The “high attenuation” range of -640 to -250 is the range associated with ILD. The percentage of total pixels in this range is the percentage of high attenuation area (%HAA)—and this is the key number used to assess disease when using quantitative CT densitometry.
Dr. Danoff and her team have already found that using densitometry is more reliable than using expert readers. An expert with extensive experience had an intra-observer kappa score of variability of 65%. But the correlation coefficient of %HAA on 2,653 scans that were re-run, as part of a different study, was .93, showing that it is highly repeatable.
Researchers have also found that quantitative CT densitometry is much better at predicting poor performance on pulmonary function tests at 18 months of follow-up than the expert reads of the CT scans.

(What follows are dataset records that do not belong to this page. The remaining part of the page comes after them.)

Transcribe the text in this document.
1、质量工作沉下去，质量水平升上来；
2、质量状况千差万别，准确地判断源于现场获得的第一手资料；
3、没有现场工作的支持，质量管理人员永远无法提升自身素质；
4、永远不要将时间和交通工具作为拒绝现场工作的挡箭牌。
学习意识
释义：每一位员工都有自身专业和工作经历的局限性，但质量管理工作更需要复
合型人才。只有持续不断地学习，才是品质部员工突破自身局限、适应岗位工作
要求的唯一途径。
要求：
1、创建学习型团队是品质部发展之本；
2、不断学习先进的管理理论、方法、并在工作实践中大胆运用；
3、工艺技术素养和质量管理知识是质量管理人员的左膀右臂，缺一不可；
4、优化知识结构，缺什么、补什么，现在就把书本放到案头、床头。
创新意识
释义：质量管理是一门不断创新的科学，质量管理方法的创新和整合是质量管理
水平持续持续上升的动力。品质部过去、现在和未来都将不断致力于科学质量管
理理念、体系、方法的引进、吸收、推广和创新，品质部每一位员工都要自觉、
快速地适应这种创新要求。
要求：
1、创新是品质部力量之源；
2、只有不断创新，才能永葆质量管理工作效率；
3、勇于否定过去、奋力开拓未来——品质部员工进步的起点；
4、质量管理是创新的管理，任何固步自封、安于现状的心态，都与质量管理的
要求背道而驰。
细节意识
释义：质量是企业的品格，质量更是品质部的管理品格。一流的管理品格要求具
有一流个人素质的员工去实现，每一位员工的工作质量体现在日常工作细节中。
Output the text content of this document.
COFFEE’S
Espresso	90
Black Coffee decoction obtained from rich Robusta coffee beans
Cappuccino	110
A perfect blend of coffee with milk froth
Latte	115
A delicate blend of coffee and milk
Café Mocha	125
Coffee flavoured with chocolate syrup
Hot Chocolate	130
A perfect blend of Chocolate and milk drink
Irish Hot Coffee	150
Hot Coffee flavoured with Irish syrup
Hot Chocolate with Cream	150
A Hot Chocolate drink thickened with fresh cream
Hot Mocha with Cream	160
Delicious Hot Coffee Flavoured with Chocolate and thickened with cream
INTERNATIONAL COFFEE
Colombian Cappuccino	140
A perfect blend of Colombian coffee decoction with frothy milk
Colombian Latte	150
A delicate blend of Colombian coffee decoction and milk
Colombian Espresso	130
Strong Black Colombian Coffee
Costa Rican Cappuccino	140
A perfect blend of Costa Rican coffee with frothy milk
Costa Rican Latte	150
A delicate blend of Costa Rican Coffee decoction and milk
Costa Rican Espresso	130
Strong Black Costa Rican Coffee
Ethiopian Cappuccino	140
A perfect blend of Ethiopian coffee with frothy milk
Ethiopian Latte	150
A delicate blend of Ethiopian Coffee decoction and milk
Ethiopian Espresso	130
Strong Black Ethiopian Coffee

Dr. Danoff, whose project is also beginning to look at biomarkers of ILD, said she hopes this could be the beginning of a very useful tool for doctors and patients.
“I would like a very simple test that every radiologist could take to their office and when they met an RA patient for the first time they could say, ‘Here’s what your lifetime risk of developing interstitial lung disease is.’ Not just because we want to know who we should be screening but because it allows us to do primary prevention. And I think that’s where we have to go with this”.
A Better Mouse Model for RA-related Lung Disease
With as many as 80% of RA patients developing signs of disease in the lung, and as many as 20% developing diffuse fibrotic lung disease, the more that is known about how the lung becomes affected, the better. But there is a lot to learn.
“Really, little is known about the mechanism of lung disease in rheumatoid arthritis,” said Rebecca Keith, MD, a researcher with National Jewish Health in Denver.
She and other researchers there—including David Riches, PhD, professor of pediatrics—are trying to address this with a project that received REF funding in 2009. Using a mouse model meant to mimic the development of RA-related ILD in patients, they are exploring the underlying mechanisms.
These investigators know that the prevalence of the disease rises with age, that joint disease is more common in women and that ILD is six times more common in men than women. Now they have a mouse model that reflects those tendencies.
The point of this effort is not simply to establish biomarkers of these different stages of lung disease but hopefully to gain insight regarding molecular pathways in the process.
—Dana Ascherman, MD
Most mouse models of arthritis do not develop lung disease, and vice versa. However, National Jewish Health researchers have found that the SKG mouse—in which arthritis is brought about by the injection of inflammation-inducing zymosan—is a reliable representation of both RA and lung disease. They tracked the progression of arthritis in female mice and found that it progressed more quickly than in male mice, and that aged male mice had higher levels of hydroxyproline and lower static compliance, which is associated with ILD. They also found that the lung disease is characterized by infiltrating macrophages and CD4-positive T cells.